Il ne semble pas que la fixation des prix soit au coeur des discussions. Il n'est toutefois pas exclu que ce genre d'arrangement puisse avoir un effet sur le coût assumé par les gouvernements et les municipalités, reconnaît-on.
La Loi sur la concurrence interdit que des entreprises s'entendent entre elles pour se répartir les contrats à tour de rôle. Il y a infraction à la loi entre autres lorsque «quiconque complote, se coalise ou conclut un accord ou arrangement avec une autre personne [...] pour restreindre, indûment, la concurrence». Il s'agit d'un acte criminel passible d'un emprisonnement maximal de cinq ans et d'une amende maximale de dix millions de dollars.

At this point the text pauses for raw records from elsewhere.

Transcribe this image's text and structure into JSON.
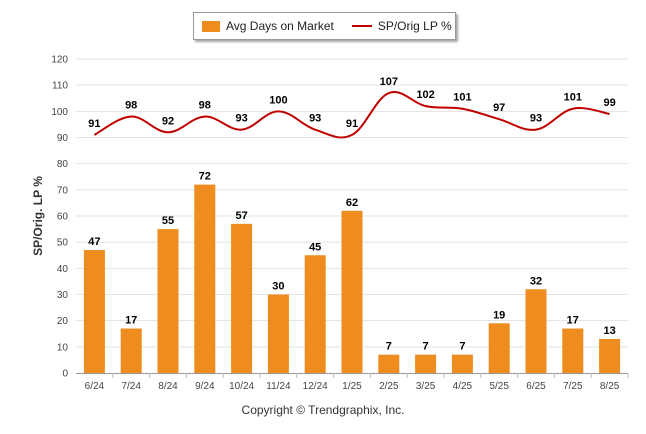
{
  "legend": {
    "bar_label": "Avg Days on Market",
    "line_label": "SP/Orig LP %"
  },
  "footer": "Copyright © Trendgraphix, Inc.",
  "colors": {
    "bar": "#ef8c1f",
    "line": "#c00000"
  },
  "chart_data": {
    "type": "bar",
    "title": "",
    "xlabel": "",
    "ylabel": "SP/Orig. LP %",
    "ylim": [
      0,
      120
    ],
    "yticks": [
      0,
      10,
      20,
      30,
      40,
      50,
      60,
      70,
      80,
      90,
      100,
      110,
      120
    ],
    "grid": true,
    "legend_position": "top-center",
    "categories": [
      "6/24",
      "7/24",
      "8/24",
      "9/24",
      "10/24",
      "11/24",
      "12/24",
      "1/25",
      "2/25",
      "3/25",
      "4/25",
      "5/25",
      "6/25",
      "7/25",
      "8/25"
    ],
    "series": [
      {
        "name": "Avg Days on Market",
        "type": "bar",
        "values": [
          47,
          17,
          55,
          72,
          57,
          30,
          45,
          62,
          7,
          7,
          7,
          19,
          32,
          17,
          13
        ]
      },
      {
        "name": "SP/Orig LP %",
        "type": "line",
        "values": [
          91,
          98,
          92,
          98,
          93,
          100,
          93,
          91,
          107,
          102,
          101,
          97,
          93,
          101,
          99
        ]
      }
    ]
  }
}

L'existence de ces rencontres entre joueurs de l'industrie est peu connue puisque le club réunit non pas les nombreux chargés de projets, mais bien de hauts dirigeants des firmes, a-t-on confié au Devoir. Du coup, la question d'une quelconque forme de concertation est délicate et génère beaucoup de résistance parmi les rares personnes au courant. La moindre question suscite beaucoup de nervosité dans les couloirs des firmes de génie.
Au Bureau de la concurrence du Canada, on enquête régulièrement sur des cas de collusion. On souligne qu'il est extrêmement difficile de débusquer ces accords et de les documenter. «Il n'y a pas de limite à l'imagination de ceux qui complotent. Et puisque leurs agissements sont faits en secret, il y a peu d'informations qui circulent. C'est très difficile de déceler le problème et de faire la démonstration», explique Donald Plouffe, de la Direction des affaires criminelles au Bureau de la concurrence du Canada.
Le Bureau de la concurrence travaille en collaboration avec les différents corps policiers dans le cadre de l'opération Marteau mise en place l'année dernière. Une personne y est attitrée à temps plein.
PTI: période faste
Des centaines de millions de dollars sont en jeu, rappelle la personne au coeur de l'enquête. C'est vrai pour les travaux routiers, par exemple, au ministère des Transports, mais également dans les municipalités qui sont actuellement plongées dans la période de planification des investissements à faire dans leurs infrastructures. D'ici quelques semaines, les municipalités feront connaître leurs PTI respectifs, c'est-à-dire les projets qu'elles prévoient effectuer, financés par des emprunts à long terme.
Les firmes de génie sont associées de près à ces travaux qui permettent d'établir les besoins d'une municipalité. «Elles [les firmes de génie] ont bien du fun actuellement», a affirmé cette même source. Trois autres personnes, dont deux provenant des fonctions publiques provinciale et montréalaise, ont également soutenu que la préparation des PTI est une période faste pour les firmes de génie.
Le recours aux firmes privées ne se limite toutefois pas au monde municipal. Avec le rétrécissement de la fonction publique, et avec elle, la perte d'une expertise indépendante, les corps publics (les différents ministères, les sociétés d'État et les secteurs de la santé et de l'éducation) font appel aux firmes de génie-conseil en amont du processus d'octroi de contrats.
Les firmes de génie-conseil se penchent sur la planification des projets, rédigent les appels d'offres, préparent les plans et devis, et participent activement à la sélection des entrepreneurs. Les ingénieurs du secteur privé sont devenus des alliés de premier ordre pour les décideurs publics qui s'appuient sur leur expertise.
Même la loi 76 adoptée en mars dernier pour contrer la collusion et l'intimidation dans l'octroi de contrats des municipalités, incite à se tourner vers les firmes de génie-conseil. Une des dispositions de cette loi, qui est entrée en vigueur le premier septembre dernier, oblige les municipalités à établir une estimation du coût pour tout contrat de 100 000 $ et plus. Or, bon nombre de municipalités, sans ingénieurs à leur service, n'ont d'autre choix que de recourir aux firmes privées.